Products for pregnancy skin care — safe, effective, honest
Pregnancy-safe skin care from nanoSPACE
Conclusion — trust science, not marketing
Stretch marks during pregnancy are common, largely genetically determined, and — according to the highest level of medical evidence — cannot be prevented by any topical product. That isn't a counsel of despair. It's an invitation to approach pregnancy skin care with clear eyes and realistic goals. Consistent hydration with safe, well-formulated products genuinely improves skin comfort, elasticity, and resilience. Starting early, applying with massage, and choosing formulations free from harmful ingredients gives your skin the best possible support during an extraordinary period of change.
Your body is doing something remarkable. Stretch marks, if they come, are evidence of that — not evidence of failure. Care for your skin honestly and generously, accept what science can and cannot promise, and know that the marks themselves will fade significantly with time. That is the truth, and it is enough.
Frequently asked questions
Can any cream actually prevent stretch marks during pregnancy?
According to the Cochrane Collaboration's systematic review, no topical cream, oil, or lotion has been shown to prevent stretch marks with statistical significance. However, regular application of hydrating products improves skin elasticity, reduces itching, and may lessen the severity of marks that do form.
When should I start using body oil during pregnancy?
As early as the first trimester. Research shows that 45% of stretch marks appear before week 24, so starting in the third trimester misses a substantial part of the risk window. Early, consistent application gives the skin the longest possible period to build hydration and resilience.
Are stretch marks genetic?
Genetics are the single strongest predictor. If your mother developed stretch marks during pregnancy, your risk is significantly elevated. Other factors — age, rate of weight gain, baby's birth weight, and skin type — also contribute, but family history is the most reliable indicator.

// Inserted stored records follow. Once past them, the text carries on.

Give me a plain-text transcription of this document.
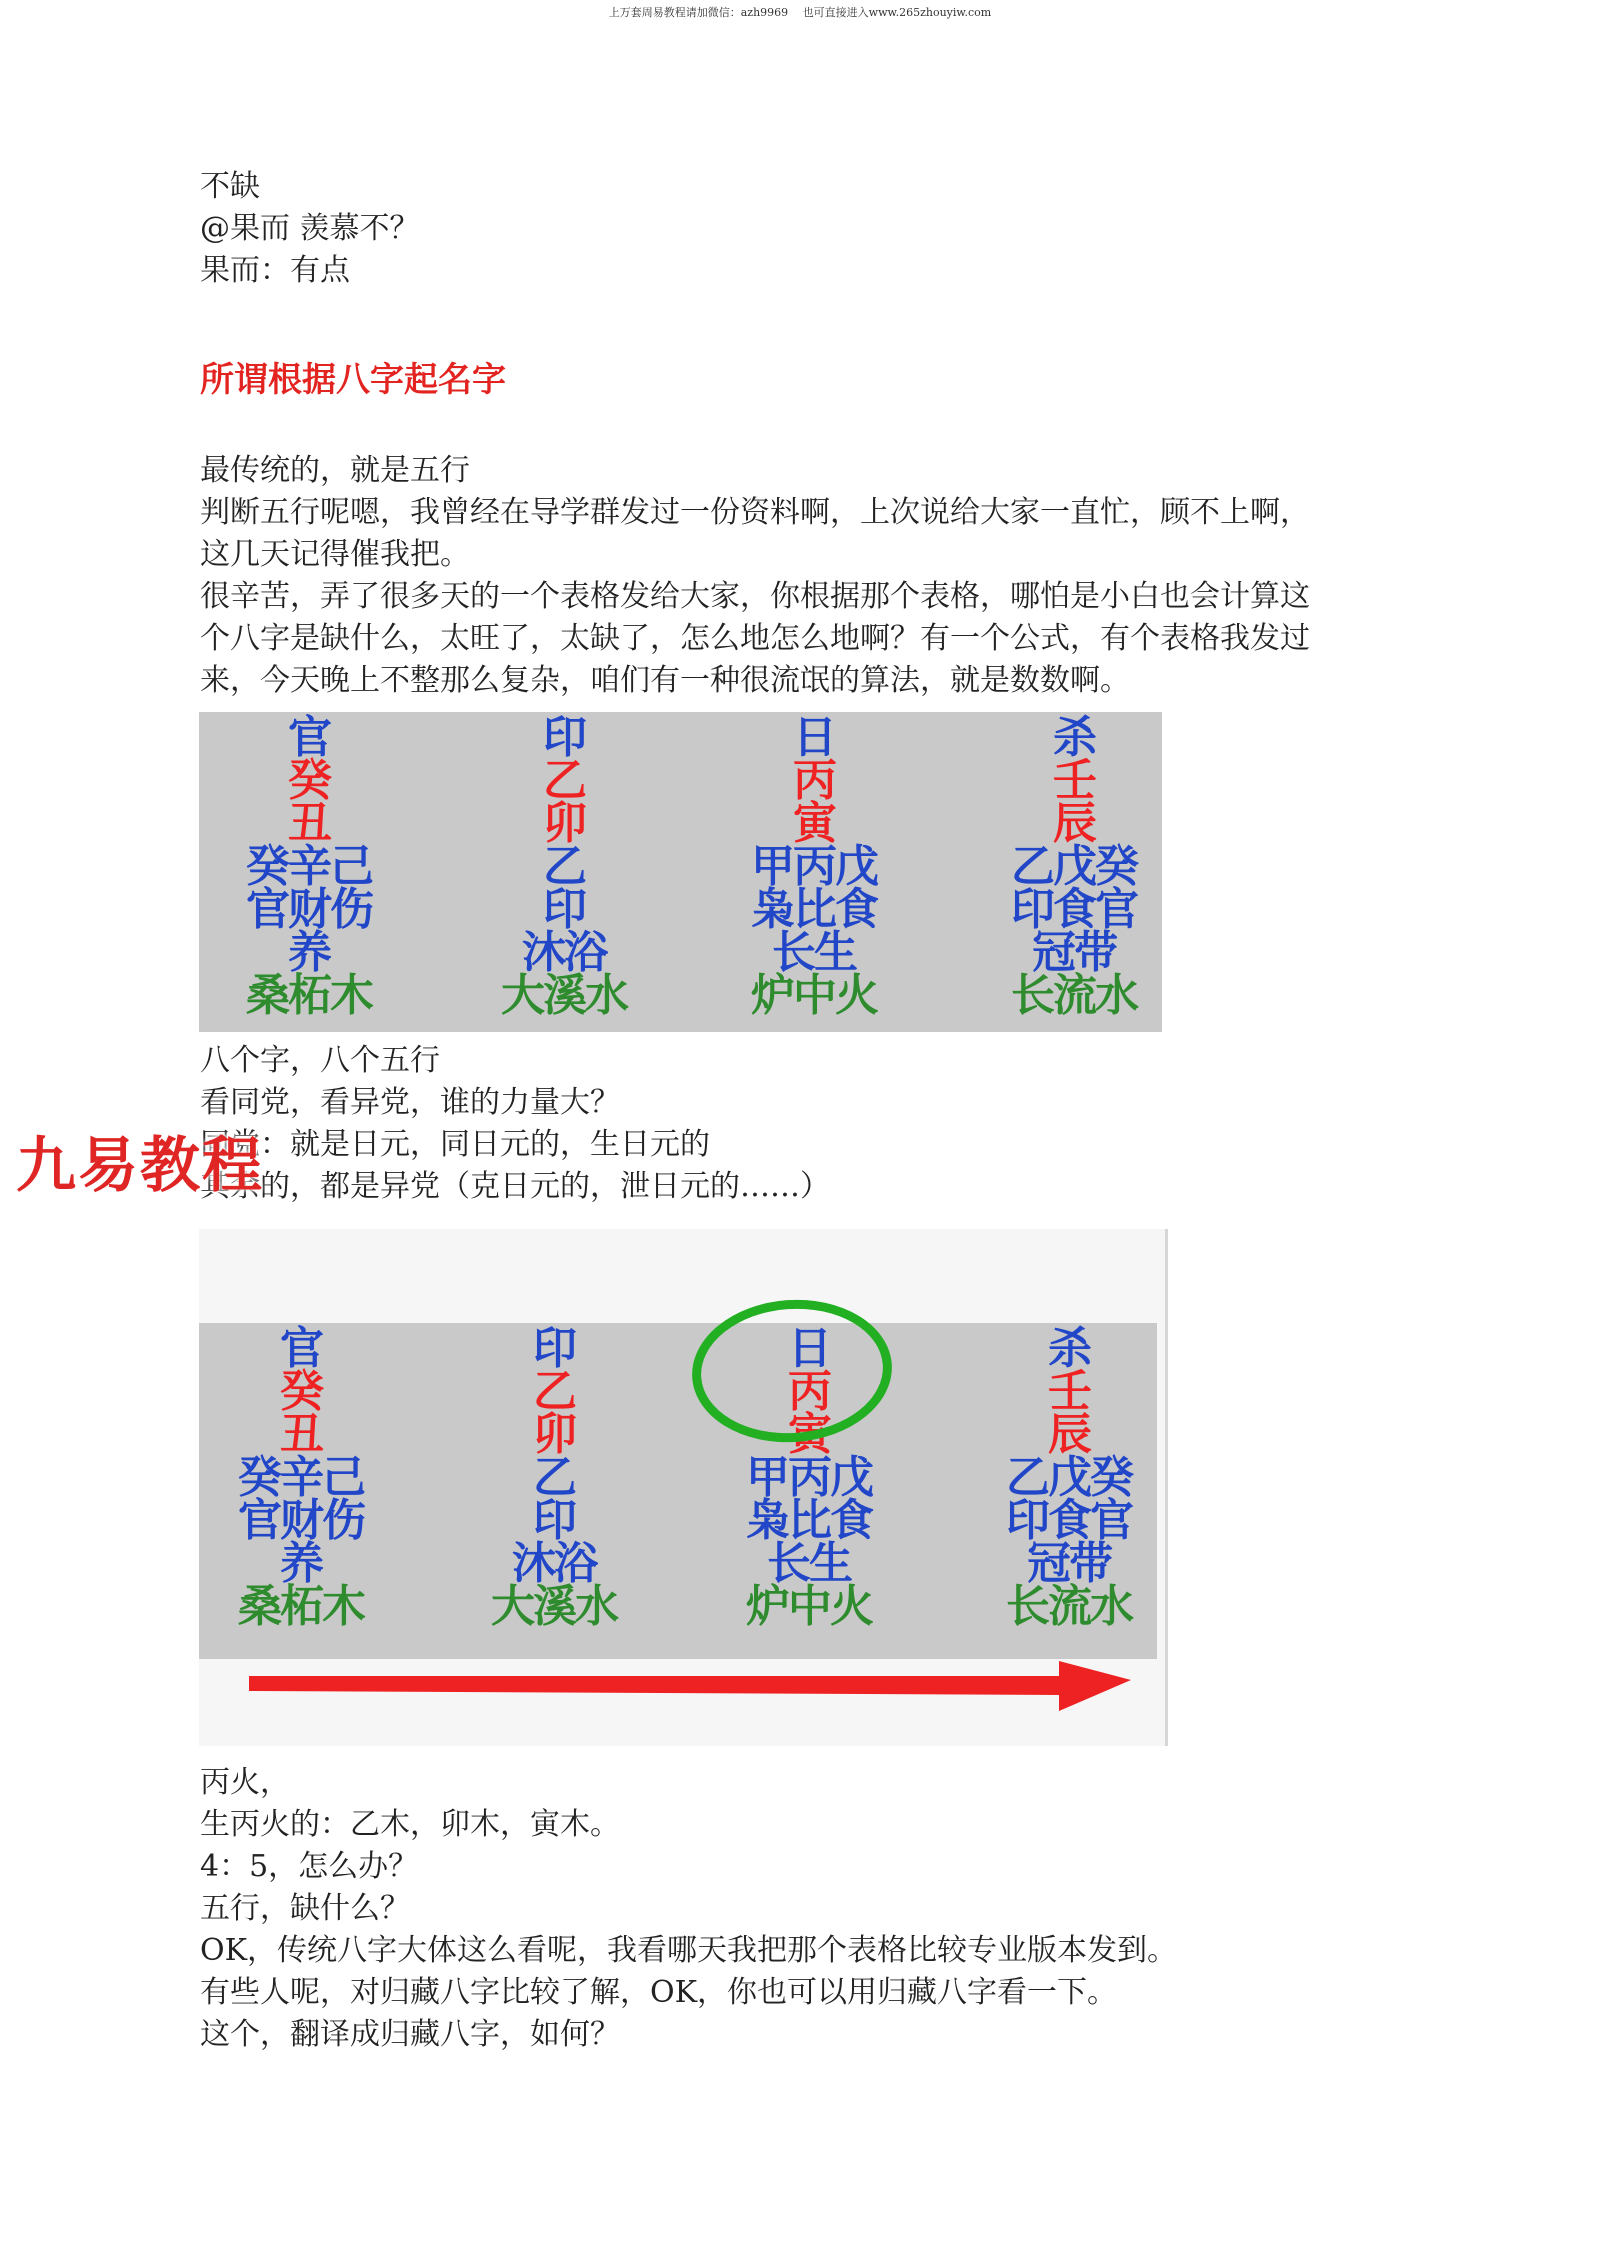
上万套周易教程请加微信：azh9969 　也可直接进入www.265zhouyiw.com
不缺
@果而 羡慕不？
果而：有点
所谓根据八字起名字
最传统的，就是五行
判断五行呢嗯，我曾经在导学群发过一份资料啊，上次说给大家一直忙，顾不上啊，
这几天记得催我把。
很辛苦，弄了很多天的一个表格发给大家，你根据那个表格，哪怕是小白也会计算这
个八字是缺什么，太旺了，太缺了，怎么地怎么地啊？有一个公式，有个表格我发过
来，今天晚上不整那么复杂，咱们有一种很流氓的算法，就是数数啊。
官
癸
丑
癸辛己
官财伤
养
桑柘木
印
乙
卯
乙
印
沐浴
大溪水
日
丙
寅
甲丙戊
枭比食
长生
炉中火
杀
壬
辰
乙戊癸
印食官
冠带
长流水
八个字，八个五行
看同党，看异党，谁的力量大？
同党：就是日元，同日元的，生日元的
其余的，都是异党（克日元的，泄日元的……）
官
癸
丑
癸辛己
官财伤
养
桑柘木
印
乙
卯
乙
印
沐浴
大溪水
日
丙
寅
甲丙戊
枭比食
长生
炉中火
杀
壬
辰
乙戊癸
印食官
冠带
长流水
丙火，
生丙火的：乙木，卯木，寅木。
4：5，怎么办？
五行，缺什么？
OK，传统八字大体这么看呢，我看哪天我把那个表格比较专业版本发到。
有些人呢，对归藏八字比较了解，OK，你也可以用归藏八字看一下。
这个，翻译成归藏八字，如何？
九易教程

Is it safe to use body oil throughout the entire pregnancy?
Yes, provided the oil is free from retinoids, high-concentration salicylic acid, harmful essential oils, and endocrine-disrupting chemicals. Products formulated without parabens, silicones, and synthetic fragrances — such as plant oil-based body oils with vitamin E — are considered safe for use from the first trimester through to delivery and beyond.

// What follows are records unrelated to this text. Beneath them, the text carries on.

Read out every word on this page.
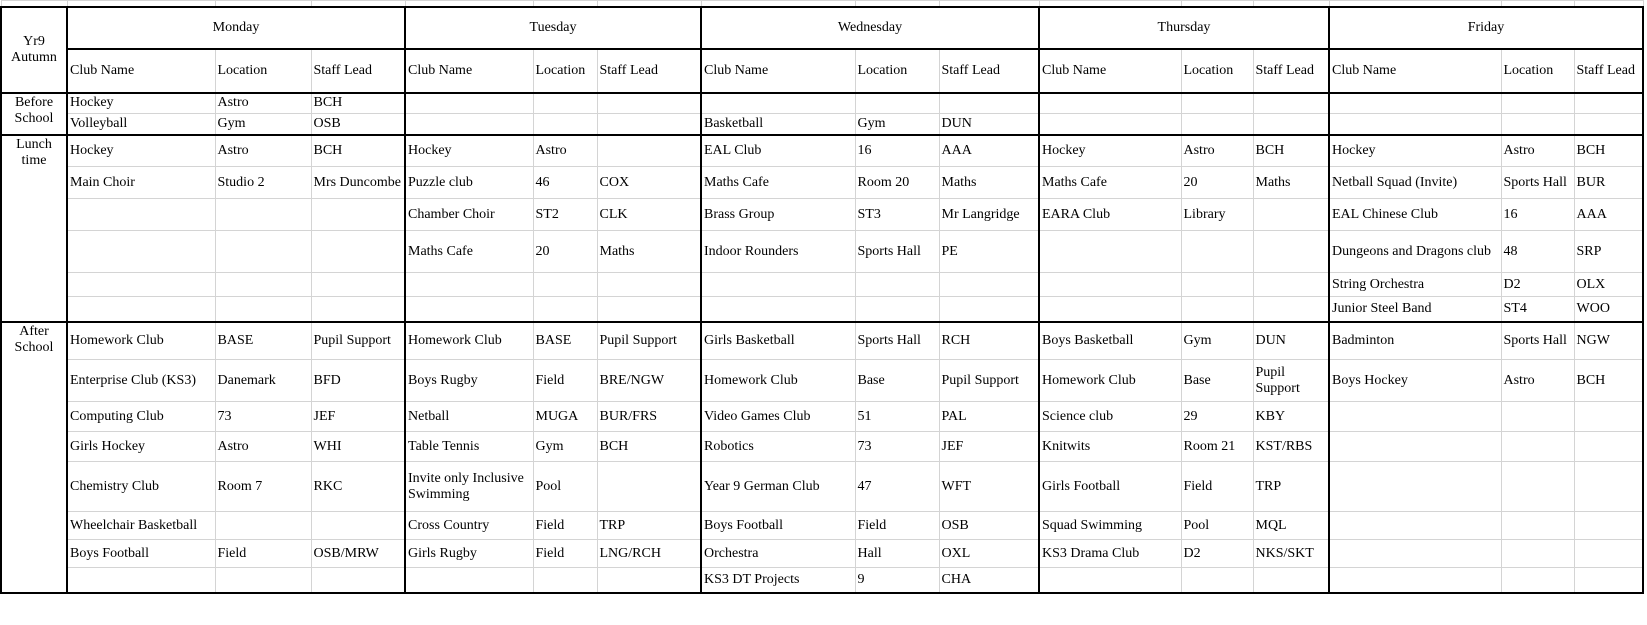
Yr9 Autumn	Monday			Tuesday			Wednesday			Thursday			Friday		
	Club Name	Location	Staff Lead	Club Name	Location	Staff Lead	Club Name	Location	Staff Lead	Club Name	Location	Staff Lead	Club Name	Location	Staff Lead
Before School	Hockey	Astro	BCH												
	Volleyball	Gym	OSB				Basketball	Gym	DUN						
Lunch time	Hockey	Astro	BCH	Hockey	Astro		EAL Club	16	AAA	Hockey	Astro	BCH	Hockey	Astro	BCH
	Main Choir	Studio 2	Mrs Duncombe	Puzzle club	46	COX	Maths Cafe	Room 20	Maths	Maths Cafe	20	Maths	Netball Squad (Invite)	Sports Hall	BUR
				Chamber Choir	ST2	CLK	Brass Group	ST3	Mr Langridge	EARA Club	Library		EAL Chinese Club	16	AAA
				Maths Cafe	20	Maths	Indoor Rounders	Sports Hall	PE				Dungeons and Dragons club	48	SRP
													String Orchestra	D2	OLX
													Junior Steel Band	ST4	WOO
After School	Homework Club	BASE	Pupil Support	Homework Club	BASE	Pupil Support	Girls Basketball	Sports Hall	RCH	Boys Basketball	Gym	DUN	Badminton	Sports Hall	NGW
	Enterprise Club (KS3)	Danemark	BFD	Boys Rugby	Field	BRE/NGW	Homework Club	Base	Pupil Support	Homework Club	Base	Pupil Support	Boys Hockey	Astro	BCH
	Computing Club	73	JEF	Netball	MUGA	BUR/FRS	Video Games Club	51	PAL	Science club	29	KBY			
	Girls Hockey	Astro	WHI	Table Tennis	Gym	BCH	Robotics	73	JEF	Knitwits	Room 21	KST/RBS			
	Chemistry Club	Room 7	RKC	Invite only Inclusive Swimming	Pool		Year 9 German Club	47	WFT	Girls Football	Field	TRP			
	Wheelchair Basketball			Cross Country	Field	TRP	Boys Football	Field	OSB	Squad Swimming	Pool	MQL			
	Boys Football	Field	OSB/MRW	Girls Rugby	Field	LNG/RCH	Orchestra	Hall	OXL	KS3 Drama Club	D2	NKS/SKT			
							KS3 DT Projects	9	CHA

Do stretch marks from pregnancy ever fully disappear?
Fresh red or purple marks (striae rubrae) fade significantly within 6–12 months, transitioning to paler, less visible lines (striae albae). While they rarely disappear completely, they become substantially less noticeable over time. Post-partum options such as prescription retinoids and laser therapy can further improve their appearance.

Sources
- Brennan, M. et al. (2012) 'Topical preparations for preventing stretch marks in pregnancy', Cochrane Database of Systematic Reviews, Issue 11, Art. No.: CD000066.
- Atwal, G. S. S. et al. (2006) 'Striae gravidarum in primiparae', British Journal of Dermatology, 155(5), pp. 965–969.

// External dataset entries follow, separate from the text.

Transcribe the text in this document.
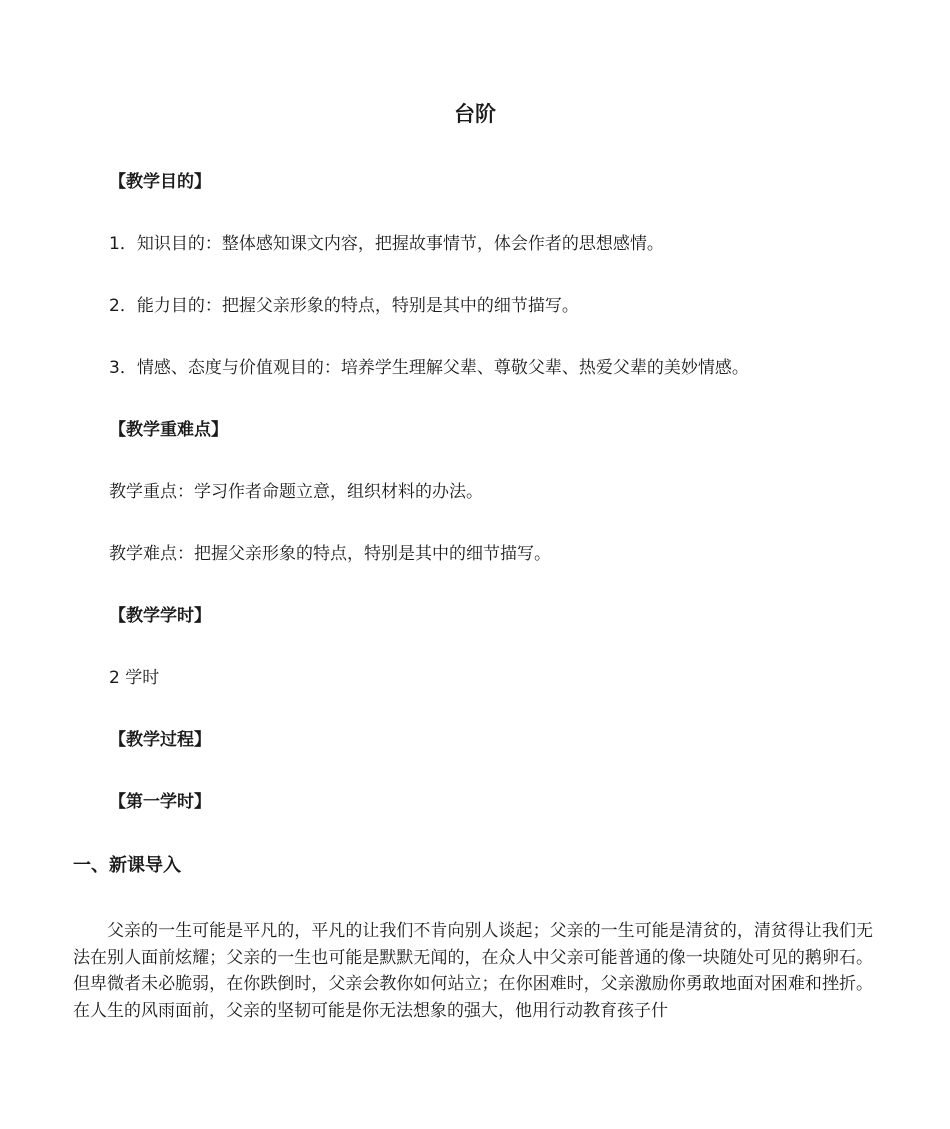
台阶
【教学目的】
1．知识目的：整体感知课文内容，把握故事情节，体会作者的思想感情。
2．能力目的：把握父亲形象的特点，特别是其中的细节描写。
3．情感、态度与价值观目的：培养学生理解父辈、尊敬父辈、热爱父辈的美妙情感。
【教学重难点】
教学重点：学习作者命题立意，组织材料的办法。
教学难点：把握父亲形象的特点，特别是其中的细节描写。
【教学学时】
2 学时
【教学过程】
【第一学时】
一、新课导入
父亲的一生可能是平凡的，平凡的让我们不肯向别人谈起；父亲的一生可能是清贫的，清贫得让我们无法在别人面前炫耀；父亲的一生也可能是默默无闻的，在众人中父亲可能普通的像一块随处可见的鹅卵石。但卑微者未必脆弱，在你跌倒时，父亲会教你如何站立；在你困难时，父亲激励你勇敢地面对困难和挫折。在人生的风雨面前，父亲的坚韧可能是你无法想象的强大，他用行动教育孩子什
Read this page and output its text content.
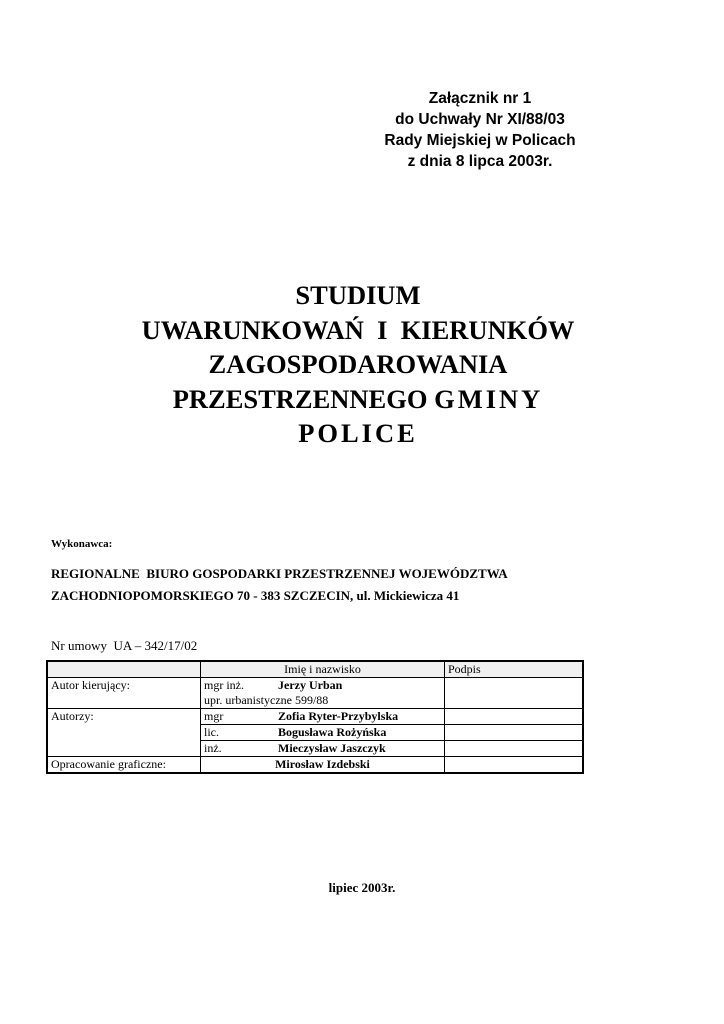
Załącznik nr 1
do Uchwały Nr XI/88/03
Rady Miejskiej w Policach
z dnia 8 lipca 2003r.
STUDIUM
UWARUNKOWAŃ  I  KIERUNKÓW
ZAGOSPODAROWANIA
PRZESTRZENNEGO GMINY
POLICE
Wykonawca:
REGIONALNE  BIURO GOSPODARKI PRZESTRZENNEJ WOJEWÓDZTWA
ZACHODNIOPOMORSKIEGO 70 - 383 SZCZECIN, ul. Mickiewicza 41
Nr umowy  UA – 342/17/02
	Imię i nazwisko	Podpis
Autor kierujący:	mgr inż. Jerzy Urban	
	upr. urbanistyczne 599/88	
Autorzy:	mgr Zofia Ryter-Przybylska	
	lic. Bogusława Rożyńska	
	inż. Mieczysław Jaszczyk	
Opracowanie graficzne:	Mirosław Izdebski	
lipiec 2003r.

- Osman, H. et al. (2007) 'Risk factors for the development of striae gravidarum', American Journal of Obstetrics and Gynecology, 196(1), pp. 62.e1–62.e5.
- Ud-Din, S. et al. (2016) 'Topical management of striae distensae (stretch marks): prevention and therapy of striae rubrae and albae', Journal of the European Academy of Dermatology and Venereology, 30(2), pp. 211–222.
- Korgavkar, K. and Wang, F. (2015) 'Stretch marks during pregnancy: a review of topical prevention', British Journal of Dermatology, 172(3), pp. 606–615.